Ibiraci soltou um riso curto, que logo desapareceu no som da floresta. "Você sabe que o espírito da onça não pode ser derrotado com velocidade... mas é bom saber que você está preparado." Ele balançou a cabeça, mas o canto baixo da onça ainda os envolvia, tornando o ar mais pesado.

Conforme caminhavam mais para dentro da floresta, Ibiraci começou a contar outra lenda que sua avó lhe dissera quando ele era pequeno. "Dizem que a onça, quando está inquieta, manda suas marcas para os mais bravos da aldeia. Antigamente, os guerreiros que conseguiam passar pela prova do espírito recebiam uma marca, que os tornava protetores das matas. Mas essa prova nunca era fácil... e nem todos sobreviviam."

Aruanã se aproximou mais de Ibiraci, agora quase andando lado a lado. As palavras do amigo, ainda que ditas em um tom tranquilo, carregavam um peso. Ele observava o rosto de Ibiraci, notando o leve franzir de suas sobrancelhas, e sentiu uma vontade de proteger o amigo, de tirar o fardo de preocupação que parecia pesar sobre ele.

"E você... acha que seria marcado pela onça?" Aruanã perguntou, quebrando o silêncio que se estendia entre eles.

Ibiraci sorriu de canto, mas sem desviar os olhos da trilha. "Acho que eu prefiro ficar com as marcas que já tenho. Não preciso de mais."

Eles se olharam por um momento, e Aruanã soltou uma risada leve, que acabou sendo abafada pelo vento. Ele empurrou de leve o ombro de Ibiraci, em um gesto brincalhão. "É, você já é teimoso o suficiente sem a ajuda de espíritos."

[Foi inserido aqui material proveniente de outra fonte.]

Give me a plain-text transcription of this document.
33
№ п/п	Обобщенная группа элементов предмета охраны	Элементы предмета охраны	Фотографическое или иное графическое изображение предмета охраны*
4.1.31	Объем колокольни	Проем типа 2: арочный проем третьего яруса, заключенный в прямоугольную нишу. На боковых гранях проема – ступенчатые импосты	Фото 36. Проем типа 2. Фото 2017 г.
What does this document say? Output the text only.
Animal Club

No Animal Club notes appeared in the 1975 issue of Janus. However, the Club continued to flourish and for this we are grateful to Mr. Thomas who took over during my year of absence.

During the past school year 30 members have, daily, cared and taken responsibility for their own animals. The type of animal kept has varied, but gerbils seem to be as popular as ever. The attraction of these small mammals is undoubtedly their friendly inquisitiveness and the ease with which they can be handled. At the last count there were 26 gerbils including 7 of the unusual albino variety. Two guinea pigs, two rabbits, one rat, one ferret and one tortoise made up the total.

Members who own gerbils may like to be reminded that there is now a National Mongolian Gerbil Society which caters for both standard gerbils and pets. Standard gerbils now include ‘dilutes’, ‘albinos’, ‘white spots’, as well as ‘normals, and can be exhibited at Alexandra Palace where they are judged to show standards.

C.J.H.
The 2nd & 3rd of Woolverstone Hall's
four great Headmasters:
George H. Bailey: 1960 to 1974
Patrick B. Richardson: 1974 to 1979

Eles pararam de andar quando a chuva ficou mais forte, se abrigando sob uma árvore alta. Enquanto esperavam a tempestade diminuir, Aruanã se sentou no chão de folhas secas, recostando-se no tronco da árvore. Seus olhos seguiram o movimento de Ibiraci, que permanecia de pé, as costas retas, como se estivesse em alerta o tempo todo.

"Você pode relaxar um pouco, sabia?" Aruanã disse, batendo de leve no espaço ao lado dele. "Se a onça estiver por aqui, tenho certeza de que não vai nos pegar agora."

Ibiraci hesitou, mas depois se sentou ao lado de Aruanã, os joelhos dobrados e os braços repousando sobre as pernas. O som da chuva preenchia o silêncio entre eles, mas de uma forma estranha, aquilo trouxe uma calma que os dois não tinham sentido até agora. As gotas escorriam pelas folhas acima, caindo vez ou outra sobre seus rostos, e Aruanã fechou os olhos por um segundo, sentindo a brisa fria tocar sua pele.

Por um momento, nenhum deles falou, apenas ouviram o som da chuva e o ritmo das respirações.

"Você sempre carrega o peso de tudo sozinho, né?" Aruanã quebrou o silêncio, ainda com os olhos fechados. "Eu tô aqui, sabe. Sempre vou estar."

Ibiraci não respondeu de imediato, mas o leve sorriso que apareceu no canto de seus lábios foi mais do que suficiente para Aruanã saber que o amigo havia entendido. As mãos de Ibiraci, que antes seguravam o colar com tanta força, agora estavam relaxadas sobre os joelhos, e ele virou o rosto para Aruanã.

"Eu sei."

A chuva começava a enfraquecer, e o som do canto da onça se afastava, como um eco distante que lentamente desaparecia. O perigo, pelo menos por agora, parecia ter passado. Mas, entre eles, algo havia mudado — um entendimento silencioso, um laço ainda mais forte.